There is something about being on the "blogosphere" that feels safe.  As a woman who has endured jeers, wolf whistles, a brutal attack, the murder of a female relative, the monthly confessions of students who have been punched, grabbed, raped, humiliated - I mistakenly believed that the internet provided a safe harbor from the kind of misogynist nonsense that being in public brings.

This week, Melissa Anelli, an author and fellow blogger, posted a disturbing account of her five-and-a-half-year stalking experience.  She asked other bloggers to re-post in solidarity and protest of the kind of powerlessness she's experienced at the hands of this stalker.

Sisterhood is powerful. Melissa.  We hope this makes a difference.

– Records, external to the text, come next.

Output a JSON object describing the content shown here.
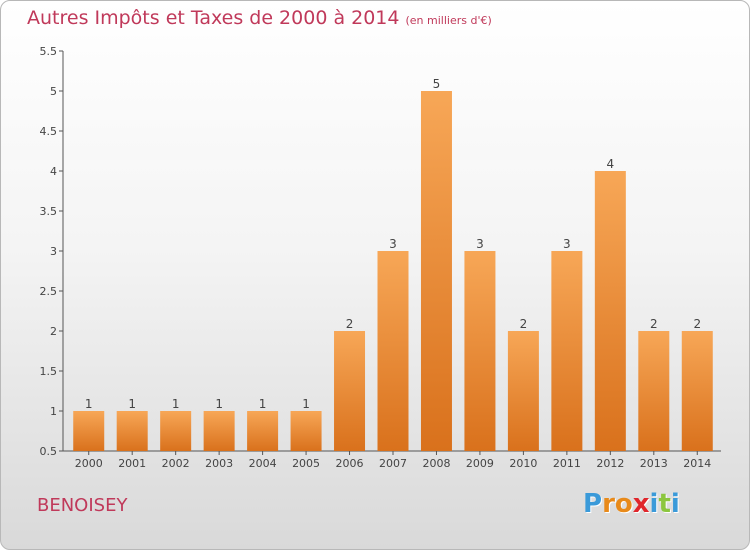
{
  "title": {
    "main": "Autres Impôts et Taxes de 2000 à 2014",
    "unit": "(en milliers d'€)"
  },
  "commune": "BENOISEY",
  "brand": {
    "letters": [
      "P",
      "r",
      "o",
      "x",
      "i",
      "t",
      "i"
    ],
    "colors": [
      "#3a9ad9",
      "#e88a1a",
      "#e88a1a",
      "#e0262b",
      "#3a9ad9",
      "#8cc63f",
      "#3a9ad9"
    ]
  },
  "chart_data": {
    "type": "bar",
    "title": "Autres Impôts et Taxes de 2000 à 2014",
    "subtitle": "(en milliers d'€)",
    "categories": [
      "2000",
      "2001",
      "2002",
      "2003",
      "2004",
      "2005",
      "2006",
      "2007",
      "2008",
      "2009",
      "2010",
      "2011",
      "2012",
      "2013",
      "2014"
    ],
    "values": [
      1,
      1,
      1,
      1,
      1,
      1,
      2,
      3,
      5,
      3,
      2,
      3,
      4,
      2,
      2
    ],
    "ylim": [
      0.5,
      5.5
    ],
    "yticks": [
      0.5,
      1,
      1.5,
      2,
      2.5,
      3,
      3.5,
      4,
      4.5,
      5,
      5.5
    ],
    "grid": false,
    "bar_color": "#e8822a"
  }
}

I apologize for the language above, but it is left whole to show a rather ugly point.
So: My ask box is closed now.
And I’m doing something very, very, very rarely do, and my friends have been begging me to do about this whole thing since day one: meet it head on.
The above ask was sent in by my stalker. This is why my ask box remains closed.
Maybe it is time to show what stalking really is and does.
Imagine getting messages, the type of which make the above seem mild and sweet (add in sexual threats, death threats, and vows to be up to this forever), any time you have any ability for anyone to contact you.
Every day. At times multiple times a day, sometimes in a stream of messages that clog your inbox. 
And when you never once address that, they start contacting your friends, your sister, your parents. Your brother in law. Your infant nephew/godson.
Threatens them consistently. Sends them packages. Sends them postcards. Looks up their private info and parades it in front of them.
For 5.5 years.
Things that thus far haven’t helped: An arrest. An international warrant. International attention. Stays in mental health facilities. Nothing deters this behavior.
Stalking is one of the crimes that takes the victim out of the equation, because of how likely it is that being in it exacerbates the situation. And if we do nothing and let the world exist like this, we are enabling a kind of malice that could threaten the very positive and at times powerful ways we exchange ideas and connect to each other.
The Internet is the wild west, and at some point the cavalry’s gotta come in, here. 
The FBI has been amazing but are limited by a foreign nation’s wish to completely ignore a situation that has been proven many times over to exist. 
I can only be so defiant in private while balancing the need for my and my family’s safety.
You may think, “I’ve seen her at LeakyCons, she’s not affected by this at all!” Never make an assumption by the strength someone is able to project that they are unaffected. And never assume that someone who doesn’t give her life over to something negative completely - disappear from the internet, etc - doesn’t deserve just as much peace and justice as those whose lives lose major functions because of this activity. There is sometimes a paternalistic rise in compassion that rises to meet the level to which a person has been affected. If we start judging that way, we forget that no matter the victim and no matter the effect, the crime is the same and it must be stopped.
So there you go. A glimpse into my life. 
If you wish to stand against stalking, please reblog; and as a bonus, please add your own thoughts about the necessity that a country’s law enforcement agency (in this case New Zealand’s) starts to take this seriously.